By: David Kennedy, Supportive Care Counsellor, Hospice Peterborough 

Impermanence – everything changes. It is amazing how this simple truth gets so much resistance even when we know it is true. The difficulty comes at times in life when what is changing is perceived to be a threat to our stability, enjoyment, comfort or future.

The shocking news of a life-threatening illness is one of those times when we struggle against change the most and perhaps rightly so. After all, the changes that we see involve the control of our health, our time, our very life. It is no wonder that the language used to describe life at this point is the language of war and struggle.

Yet in the struggle to hold onto what we cannot hold onto, we create a web of suffering that becomes the very air we breathe. The brave fight against disease is acknowledged at death and held up as a valiant fight – even though it was not winnable. How do we embrace a reality of impermanence without simply “giving up” and shutting down on life?

If we can embrace impermanence well, while we experience the losses of what we cannot hold onto, we will have the opportunity to experience the new gifts that are being offered to us.

So how do we embrace change and loss without a stance of giving up and giving in? I believe this begins with facing and acknowledging, in an honouring way, the changes that are happening. Perhaps this begins with a grateful realization that our body has done us well for many years. The changes happening do not negate our gratitude for the years that it has served us and fought for us against infection, injury and aging. It is not that the physical body is simply giving up, but rather it is following a path of impermanence and it will continue to do the best it can with the reality of the disease. Impermanence means that instead of going out and shovelling dirt in the yard, we go and lie down and have a nap. Our gratitude to our body for showing us our journey is often set aside in feelings of failure or fear that we are not able to do what we used to do. What if it is possible to allow our body to help us with the reality of change as healthy, not failure?

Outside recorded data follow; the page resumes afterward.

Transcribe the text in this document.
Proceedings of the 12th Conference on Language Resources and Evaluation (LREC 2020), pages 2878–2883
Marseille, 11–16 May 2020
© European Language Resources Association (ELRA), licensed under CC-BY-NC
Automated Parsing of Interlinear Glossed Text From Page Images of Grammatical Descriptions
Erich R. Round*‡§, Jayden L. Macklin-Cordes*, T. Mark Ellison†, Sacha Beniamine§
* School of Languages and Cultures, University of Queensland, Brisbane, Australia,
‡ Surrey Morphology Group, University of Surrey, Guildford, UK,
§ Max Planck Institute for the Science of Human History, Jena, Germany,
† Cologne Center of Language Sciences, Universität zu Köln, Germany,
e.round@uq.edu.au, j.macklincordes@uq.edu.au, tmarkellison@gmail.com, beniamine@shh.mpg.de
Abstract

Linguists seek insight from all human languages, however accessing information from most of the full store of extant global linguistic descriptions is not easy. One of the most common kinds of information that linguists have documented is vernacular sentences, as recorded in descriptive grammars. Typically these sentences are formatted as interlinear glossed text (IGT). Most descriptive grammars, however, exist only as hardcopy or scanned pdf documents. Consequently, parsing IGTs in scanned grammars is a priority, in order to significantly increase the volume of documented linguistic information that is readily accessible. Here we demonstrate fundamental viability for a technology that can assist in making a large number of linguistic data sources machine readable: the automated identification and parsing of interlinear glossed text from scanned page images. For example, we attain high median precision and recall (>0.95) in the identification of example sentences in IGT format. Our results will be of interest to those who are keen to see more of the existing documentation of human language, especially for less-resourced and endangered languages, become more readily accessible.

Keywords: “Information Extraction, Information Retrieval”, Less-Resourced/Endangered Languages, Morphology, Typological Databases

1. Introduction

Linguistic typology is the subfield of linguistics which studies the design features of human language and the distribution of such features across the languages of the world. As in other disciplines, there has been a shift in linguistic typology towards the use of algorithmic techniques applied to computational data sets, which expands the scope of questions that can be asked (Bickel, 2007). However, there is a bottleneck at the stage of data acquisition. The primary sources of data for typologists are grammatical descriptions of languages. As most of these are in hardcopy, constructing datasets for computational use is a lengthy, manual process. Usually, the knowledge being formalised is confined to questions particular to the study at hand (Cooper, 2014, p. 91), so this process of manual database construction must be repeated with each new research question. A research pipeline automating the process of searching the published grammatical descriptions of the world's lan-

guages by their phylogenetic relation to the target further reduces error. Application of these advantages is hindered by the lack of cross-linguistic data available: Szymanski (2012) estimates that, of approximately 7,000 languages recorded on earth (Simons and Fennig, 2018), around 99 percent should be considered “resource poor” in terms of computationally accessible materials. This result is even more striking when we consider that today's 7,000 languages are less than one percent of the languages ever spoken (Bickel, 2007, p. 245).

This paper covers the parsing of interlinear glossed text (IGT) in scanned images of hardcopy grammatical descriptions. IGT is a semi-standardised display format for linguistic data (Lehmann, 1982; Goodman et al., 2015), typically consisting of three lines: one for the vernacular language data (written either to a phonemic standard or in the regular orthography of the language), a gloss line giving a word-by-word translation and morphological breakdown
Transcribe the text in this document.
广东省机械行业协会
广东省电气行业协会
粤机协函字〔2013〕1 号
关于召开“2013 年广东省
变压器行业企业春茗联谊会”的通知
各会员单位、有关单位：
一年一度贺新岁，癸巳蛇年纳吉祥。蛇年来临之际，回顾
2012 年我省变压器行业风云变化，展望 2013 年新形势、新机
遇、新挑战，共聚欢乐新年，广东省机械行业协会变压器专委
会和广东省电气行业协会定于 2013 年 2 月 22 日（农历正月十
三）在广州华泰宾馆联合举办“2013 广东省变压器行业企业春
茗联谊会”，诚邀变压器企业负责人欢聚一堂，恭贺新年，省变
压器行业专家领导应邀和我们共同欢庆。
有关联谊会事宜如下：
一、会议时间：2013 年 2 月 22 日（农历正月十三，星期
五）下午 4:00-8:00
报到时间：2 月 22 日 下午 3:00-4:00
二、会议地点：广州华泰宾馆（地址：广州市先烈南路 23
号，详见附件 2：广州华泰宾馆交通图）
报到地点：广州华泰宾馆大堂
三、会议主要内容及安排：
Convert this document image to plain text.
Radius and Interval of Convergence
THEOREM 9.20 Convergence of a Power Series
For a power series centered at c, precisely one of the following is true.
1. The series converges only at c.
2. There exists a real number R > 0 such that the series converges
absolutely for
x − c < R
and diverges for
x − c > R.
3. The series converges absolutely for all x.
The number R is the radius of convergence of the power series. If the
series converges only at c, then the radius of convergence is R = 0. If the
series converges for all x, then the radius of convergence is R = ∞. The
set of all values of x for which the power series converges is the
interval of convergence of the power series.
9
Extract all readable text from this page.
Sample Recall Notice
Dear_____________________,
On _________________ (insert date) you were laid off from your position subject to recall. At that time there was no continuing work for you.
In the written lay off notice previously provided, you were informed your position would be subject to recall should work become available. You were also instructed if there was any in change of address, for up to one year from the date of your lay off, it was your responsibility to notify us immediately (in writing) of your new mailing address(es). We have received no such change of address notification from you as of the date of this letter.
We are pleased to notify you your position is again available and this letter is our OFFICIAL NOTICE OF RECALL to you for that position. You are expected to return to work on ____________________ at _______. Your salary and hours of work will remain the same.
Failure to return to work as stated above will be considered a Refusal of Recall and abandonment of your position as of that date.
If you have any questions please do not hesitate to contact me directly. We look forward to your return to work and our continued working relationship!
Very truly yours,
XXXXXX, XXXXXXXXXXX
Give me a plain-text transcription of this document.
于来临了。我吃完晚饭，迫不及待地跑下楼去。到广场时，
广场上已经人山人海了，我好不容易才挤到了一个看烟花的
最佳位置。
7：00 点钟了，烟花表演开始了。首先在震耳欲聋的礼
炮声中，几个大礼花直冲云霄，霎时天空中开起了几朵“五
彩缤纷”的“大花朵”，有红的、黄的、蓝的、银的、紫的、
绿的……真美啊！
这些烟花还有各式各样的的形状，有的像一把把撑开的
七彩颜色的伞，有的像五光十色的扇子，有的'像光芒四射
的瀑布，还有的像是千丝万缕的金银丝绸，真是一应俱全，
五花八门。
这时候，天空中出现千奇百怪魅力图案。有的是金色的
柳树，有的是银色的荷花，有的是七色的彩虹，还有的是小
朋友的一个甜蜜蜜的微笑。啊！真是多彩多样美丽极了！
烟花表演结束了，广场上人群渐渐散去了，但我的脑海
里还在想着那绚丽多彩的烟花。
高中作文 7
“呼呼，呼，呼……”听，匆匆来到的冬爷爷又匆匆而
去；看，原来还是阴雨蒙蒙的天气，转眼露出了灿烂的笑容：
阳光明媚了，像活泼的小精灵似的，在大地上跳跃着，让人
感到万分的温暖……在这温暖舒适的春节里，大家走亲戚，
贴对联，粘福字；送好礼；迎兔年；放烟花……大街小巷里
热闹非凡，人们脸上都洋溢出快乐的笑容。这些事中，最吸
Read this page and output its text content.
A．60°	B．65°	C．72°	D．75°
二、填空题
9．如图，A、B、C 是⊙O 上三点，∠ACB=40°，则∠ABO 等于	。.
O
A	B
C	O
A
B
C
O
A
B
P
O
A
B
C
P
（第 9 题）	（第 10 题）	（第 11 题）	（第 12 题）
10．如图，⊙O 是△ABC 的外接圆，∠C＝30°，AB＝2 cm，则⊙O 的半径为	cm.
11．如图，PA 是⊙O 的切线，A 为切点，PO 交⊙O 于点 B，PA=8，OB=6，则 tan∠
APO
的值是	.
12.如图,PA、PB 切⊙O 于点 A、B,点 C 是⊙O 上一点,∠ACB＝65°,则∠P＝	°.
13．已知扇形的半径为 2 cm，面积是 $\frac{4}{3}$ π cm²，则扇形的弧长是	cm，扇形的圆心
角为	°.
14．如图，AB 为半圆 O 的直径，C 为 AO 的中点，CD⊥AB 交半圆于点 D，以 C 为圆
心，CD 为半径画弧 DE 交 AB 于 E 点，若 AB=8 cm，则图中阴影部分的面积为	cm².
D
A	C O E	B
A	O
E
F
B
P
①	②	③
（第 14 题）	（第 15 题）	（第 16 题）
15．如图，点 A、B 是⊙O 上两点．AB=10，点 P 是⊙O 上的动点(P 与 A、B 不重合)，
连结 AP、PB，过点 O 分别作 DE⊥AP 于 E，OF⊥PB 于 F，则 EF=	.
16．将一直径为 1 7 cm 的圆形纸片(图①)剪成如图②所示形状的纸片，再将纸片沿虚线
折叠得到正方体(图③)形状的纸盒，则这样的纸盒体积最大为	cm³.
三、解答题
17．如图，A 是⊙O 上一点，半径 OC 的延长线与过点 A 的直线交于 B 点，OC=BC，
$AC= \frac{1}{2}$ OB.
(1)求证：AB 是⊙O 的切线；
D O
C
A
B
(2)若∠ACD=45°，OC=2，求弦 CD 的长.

Secondly, I believe we can do this better by holding onto things lightly rather than tightly. We have become a society that finds our meaning and worth and value in what we do, or what we have or by what other people say about us. This demands that we hold onto things and doing Image of elderly man holding a young boy. and reputation in ways that do not allow for impermanence. Instead we hand over control of our self to these things which were never meant to stay the same. Illness and dying immediately confront these strongholds we have built and when they cannot withstand what is happening we are left feeling meaningless, valueless and without a sense of who we are. What if we held onto these things like doing, having and perception by others more loosely? What would it look like if we found meaning and value and presence in more than these things so that when change comes in these areas we are not void of meaningful life?

Finally, it is important to be fully in the moment of the life we are in without the constant need to measure value and worth by what we used to do, and the haunting fear of what we won’t be able to do in the future. It is the ability to embrace where we find ourselves now and to put all of our effort into being thankful and active in ways that are possible now. Today I can find the strength to go and sit in the garden and to observe and wonder. It is not the feelings of failure that I can’t dig the garden like I did last year, or the anxiety of whether I will be able to get out into the garden next month – it is the action and gratitude and wonder of being in the garden today and finding my soul being touched by the wonders of this moment.

What possible gifts may come our way when we can embrace impermanence well? I have watched people find wonder in the simple activity of watching their child eat a sandwich with great enjoyment. I have listened to a person describe in vivid detail the time they watched a hummingbird feed and tell me that they had never stopped to watch this even though the feeder had been there year after year. It is the gift of loving people in the moment for who they are. The expressing of that love spontaneously without having to filter through the lens of how we used to do it. It is the gift of mystery, not certainty, of not needing to know or be right.

Each day is a reminder of impermanence, nature is its ambassador and disease is the unknown guide to open the world to the way it has always been.